My Favorite Pair of Granny Panties: Vacation is all about being comfortable, and nothing says comfort like my 100 percent cotton, salmon-pink granny panties.
A Thong: But vacation is also about being sexy and adventurous. I’ll wear these under my leggings or—ooh!—a silk skirt (which I don’t own, but maybe there’s a vacation version of myself that goes out and buys one).
Another Pair of Granny Panties: For day two.
Another Pair of Granny Panties: For day three (if I’m not feeling sexy and don’t end up wearing the thong).
A Backup Pair of Granny Panties: I might need to change midday if I have more discharge than usual.
A Pair of Period Granny Panties: Even though I got my period last week, and it’s been pretty regular since I started my new birth control, you can never be too prepared!
An Emergency Pair of Granny Panties: What if I don’t get my period but injure my vagina? Like I see a carousel ride, and I race to get my first-choice horse, and I slam down so hard that I have to go to the hospital. And then, on the way to the emergency room, I bleed through not only the granny panties I have on but also the extra pair of granny panties I carry around in my purse? That would be so embarrassing.
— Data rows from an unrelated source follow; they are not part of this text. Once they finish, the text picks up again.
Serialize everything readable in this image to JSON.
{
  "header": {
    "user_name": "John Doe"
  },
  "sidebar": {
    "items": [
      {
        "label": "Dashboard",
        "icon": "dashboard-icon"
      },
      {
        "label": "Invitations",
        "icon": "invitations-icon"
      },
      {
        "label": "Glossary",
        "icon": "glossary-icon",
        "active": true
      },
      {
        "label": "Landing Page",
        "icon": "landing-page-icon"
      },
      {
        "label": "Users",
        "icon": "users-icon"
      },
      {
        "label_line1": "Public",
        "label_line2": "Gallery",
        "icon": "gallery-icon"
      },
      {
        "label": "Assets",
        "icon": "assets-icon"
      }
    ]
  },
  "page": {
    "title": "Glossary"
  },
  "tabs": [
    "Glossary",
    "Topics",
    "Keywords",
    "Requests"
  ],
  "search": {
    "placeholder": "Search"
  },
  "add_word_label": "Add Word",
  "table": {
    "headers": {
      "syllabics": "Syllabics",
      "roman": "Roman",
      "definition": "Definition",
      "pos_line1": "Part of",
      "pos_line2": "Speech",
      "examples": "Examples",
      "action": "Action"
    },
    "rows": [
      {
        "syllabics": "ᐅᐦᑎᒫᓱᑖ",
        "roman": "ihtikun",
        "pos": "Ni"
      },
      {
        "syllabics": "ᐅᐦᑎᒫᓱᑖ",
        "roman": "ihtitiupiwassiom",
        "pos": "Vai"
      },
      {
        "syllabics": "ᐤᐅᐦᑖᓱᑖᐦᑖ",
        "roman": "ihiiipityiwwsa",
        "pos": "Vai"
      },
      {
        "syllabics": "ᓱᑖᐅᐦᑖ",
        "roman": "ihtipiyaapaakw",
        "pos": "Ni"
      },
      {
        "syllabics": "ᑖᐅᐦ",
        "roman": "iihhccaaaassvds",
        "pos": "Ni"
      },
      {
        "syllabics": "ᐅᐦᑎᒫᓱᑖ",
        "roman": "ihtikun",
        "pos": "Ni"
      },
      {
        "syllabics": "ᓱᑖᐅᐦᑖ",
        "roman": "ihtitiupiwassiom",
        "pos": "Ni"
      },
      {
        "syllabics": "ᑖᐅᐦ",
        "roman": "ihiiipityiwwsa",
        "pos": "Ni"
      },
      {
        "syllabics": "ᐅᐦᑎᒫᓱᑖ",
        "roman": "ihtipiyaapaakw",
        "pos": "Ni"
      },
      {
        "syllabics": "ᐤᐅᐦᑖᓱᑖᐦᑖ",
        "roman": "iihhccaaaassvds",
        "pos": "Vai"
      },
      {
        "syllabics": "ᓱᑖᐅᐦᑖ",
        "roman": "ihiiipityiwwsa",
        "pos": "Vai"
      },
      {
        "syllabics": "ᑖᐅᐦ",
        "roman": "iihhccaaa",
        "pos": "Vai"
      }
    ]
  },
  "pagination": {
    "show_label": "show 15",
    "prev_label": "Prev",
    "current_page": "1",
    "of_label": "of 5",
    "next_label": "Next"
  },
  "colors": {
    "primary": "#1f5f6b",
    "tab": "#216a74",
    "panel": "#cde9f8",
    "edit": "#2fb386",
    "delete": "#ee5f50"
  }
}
The Extra Pair of Granny Panties I Carry Around in My Purse: An obvious necessity.
My Least Favorite Pair of Granny Panties: Or what if I get a UTI? That over-the-counter medication turns your pee orange, and I’d hate to stain one of my favorite or middle-tier-favorite pairs of granny panties.
Boy Shorts: I like to think of myself as the kind of person who wears boy shorts on vacation. And what’s a vacation for if not living out the fantasy version of yourself?! In this particular fantasy, I’m a chill girl who walks around her hotel room in an oversized, vintage band T-shirt with my cute little boy shorts underneath. I’m also eating a hamburger for breakfast. I’m also Mila Kunis.
Just One More Pair of Granny Panties: They take up so little room in my weekend bag, I didn’t even notice when I added this last pair.
Lacy Granny Panties: These are different. What if I have the opportunity to hook up on vacation? Lacy granny panties are great because they’re simultaneously comfy (mostly) and sexy (mostly). Except for when they start to droop (because they don’t really have proper elastic), in which case they are neither comfy nor sexy.
Okay, I Swear These Will Be the Last Pair of Granny Panties: I’ve lost track of how much underwear I’ve packed so far, and I want to be sure I have at least one pair of granny panties that I like in here!
And Just One Bra: Actually, I don’t need this.